Justin's diagnosis with CLOVES has been a life-changing experience for he and his family. Now in his second year of Sirolimus therapy, he and his Oncology team at CHOP have reported significant progress and have confirmation that this therapy has shrunk some of his most problematic lymphatic malformations.

Because of being sick and unable to hold down various jobs, it was in direct correlation with CLOVES that Justin founded his own business at the age of 17. For 15 years, he was both Publisher and Editor-in-chief of a multinational music magazine that he started in his bedroom. At the age of 25, Justin went on to sign an exclusive distribution deal that would find his pet project in Borders, Barnes & Noble, Tower Records and hundreds of Mom & Pop book and record stores in over 25 different countries.
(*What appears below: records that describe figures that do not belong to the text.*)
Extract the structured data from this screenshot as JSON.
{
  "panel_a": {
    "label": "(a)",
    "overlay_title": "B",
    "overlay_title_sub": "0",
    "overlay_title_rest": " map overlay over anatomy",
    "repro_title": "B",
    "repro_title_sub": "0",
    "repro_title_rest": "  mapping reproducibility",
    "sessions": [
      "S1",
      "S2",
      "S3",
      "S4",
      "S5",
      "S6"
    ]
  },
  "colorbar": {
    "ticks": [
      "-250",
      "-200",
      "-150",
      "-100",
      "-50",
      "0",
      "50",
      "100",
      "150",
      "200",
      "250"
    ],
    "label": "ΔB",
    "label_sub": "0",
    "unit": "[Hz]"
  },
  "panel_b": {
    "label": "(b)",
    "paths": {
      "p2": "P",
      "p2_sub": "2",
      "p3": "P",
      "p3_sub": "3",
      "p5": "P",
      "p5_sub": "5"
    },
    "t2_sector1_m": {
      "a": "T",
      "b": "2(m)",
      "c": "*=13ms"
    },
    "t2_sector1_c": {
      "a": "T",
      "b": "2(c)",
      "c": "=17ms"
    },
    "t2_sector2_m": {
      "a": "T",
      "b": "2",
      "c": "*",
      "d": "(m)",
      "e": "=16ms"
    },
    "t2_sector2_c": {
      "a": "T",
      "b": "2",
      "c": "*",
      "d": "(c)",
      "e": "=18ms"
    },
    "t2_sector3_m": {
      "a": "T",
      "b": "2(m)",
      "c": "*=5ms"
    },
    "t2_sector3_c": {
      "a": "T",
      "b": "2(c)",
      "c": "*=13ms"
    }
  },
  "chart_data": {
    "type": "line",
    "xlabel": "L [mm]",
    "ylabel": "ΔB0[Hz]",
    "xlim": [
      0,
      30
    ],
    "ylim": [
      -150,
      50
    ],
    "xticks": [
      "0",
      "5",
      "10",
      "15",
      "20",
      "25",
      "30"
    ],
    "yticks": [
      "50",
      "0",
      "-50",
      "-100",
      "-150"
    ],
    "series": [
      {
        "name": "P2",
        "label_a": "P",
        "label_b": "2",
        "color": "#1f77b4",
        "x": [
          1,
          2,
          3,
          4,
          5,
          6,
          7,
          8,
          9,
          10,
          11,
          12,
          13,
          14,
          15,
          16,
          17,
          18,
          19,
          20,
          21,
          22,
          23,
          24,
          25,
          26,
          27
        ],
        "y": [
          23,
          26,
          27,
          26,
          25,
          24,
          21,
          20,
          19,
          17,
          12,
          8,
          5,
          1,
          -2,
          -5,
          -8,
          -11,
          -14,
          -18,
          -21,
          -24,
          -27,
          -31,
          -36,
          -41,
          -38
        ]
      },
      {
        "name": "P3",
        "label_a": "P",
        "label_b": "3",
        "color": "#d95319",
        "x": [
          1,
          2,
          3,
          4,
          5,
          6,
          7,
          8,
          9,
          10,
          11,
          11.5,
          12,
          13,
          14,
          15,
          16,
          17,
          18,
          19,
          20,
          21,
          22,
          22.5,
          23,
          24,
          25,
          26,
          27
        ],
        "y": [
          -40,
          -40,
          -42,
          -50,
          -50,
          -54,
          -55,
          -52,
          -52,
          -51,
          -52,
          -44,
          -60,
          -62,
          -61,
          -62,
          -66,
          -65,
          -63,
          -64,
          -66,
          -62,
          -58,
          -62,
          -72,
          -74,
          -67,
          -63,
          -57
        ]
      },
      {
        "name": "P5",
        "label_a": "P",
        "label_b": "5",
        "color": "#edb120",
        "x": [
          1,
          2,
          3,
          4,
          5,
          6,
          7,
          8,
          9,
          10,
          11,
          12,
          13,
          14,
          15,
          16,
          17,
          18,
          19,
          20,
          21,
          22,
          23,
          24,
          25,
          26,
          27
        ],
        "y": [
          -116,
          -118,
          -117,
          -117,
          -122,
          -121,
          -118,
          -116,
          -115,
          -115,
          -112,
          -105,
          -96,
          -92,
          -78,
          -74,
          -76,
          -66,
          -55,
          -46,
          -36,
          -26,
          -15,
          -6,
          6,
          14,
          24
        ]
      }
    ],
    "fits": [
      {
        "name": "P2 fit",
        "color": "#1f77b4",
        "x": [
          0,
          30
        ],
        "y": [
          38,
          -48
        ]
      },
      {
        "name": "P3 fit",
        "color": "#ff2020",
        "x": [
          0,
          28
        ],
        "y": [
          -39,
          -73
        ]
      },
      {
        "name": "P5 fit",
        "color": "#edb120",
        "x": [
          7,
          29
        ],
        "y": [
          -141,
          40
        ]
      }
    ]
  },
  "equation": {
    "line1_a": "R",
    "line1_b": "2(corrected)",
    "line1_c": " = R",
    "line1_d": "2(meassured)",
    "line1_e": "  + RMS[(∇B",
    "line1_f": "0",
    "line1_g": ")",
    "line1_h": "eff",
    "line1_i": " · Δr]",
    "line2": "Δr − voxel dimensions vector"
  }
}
Returning to finish his degree in Disability Studies, his goal is to work with children and adults both with rare and terminal diseases. Justin will proudly tell you himself that finding the CLOVES community has been the biggest single improvement of his life and hopes it becomes yours as well. Justin says that his single defining moment as a parent was being able to take his seven year old daughter to meet other individuals affected by her father's disease. He says that it has helped instill true empathy in his daughter and brings his life-long battle with this horrendous disease full-circle.

Jennifer Padilla

Jenny Padilla is currently a stay at home mom, but was previously a NICU nurse. Her son Victor is almost six years old. She was able to attend the conference in Boston, when Victor was just 6 months old and was amazed to meet other children, teens and an adult with CLOVES. Jenny quickly realized that she could help support the organization through fundraising and by raising awareness. Jenny has organized many small and large fundraisers and has been a great resource for other families who want to participate that way.  Jenny says that her family has used CLOVES Community at times when they needed emotional support or help navigating life with a sick child. Jenny says that she couldn’t imagine life without this wonderful community, and their support towards all involved. This is the primary reason she has chosen to join the Family Advisory Council.

Lindsay Passodelis

Diagnosed with CLOVES at age 14, Lindsay has been involved with CLOVES Syndrome Community ever since.  Now several months out from graduating from the University of Pittsburgh, she works as a Medical Social Worker in Pittsburgh, PA. Lindsay is dedicated to spreading awareness about CLOVES and advocating for this syndrome and for those affected.  She is dedicated to making connections with other patients and families and values the relationships made within CLOVES Syndrome Community.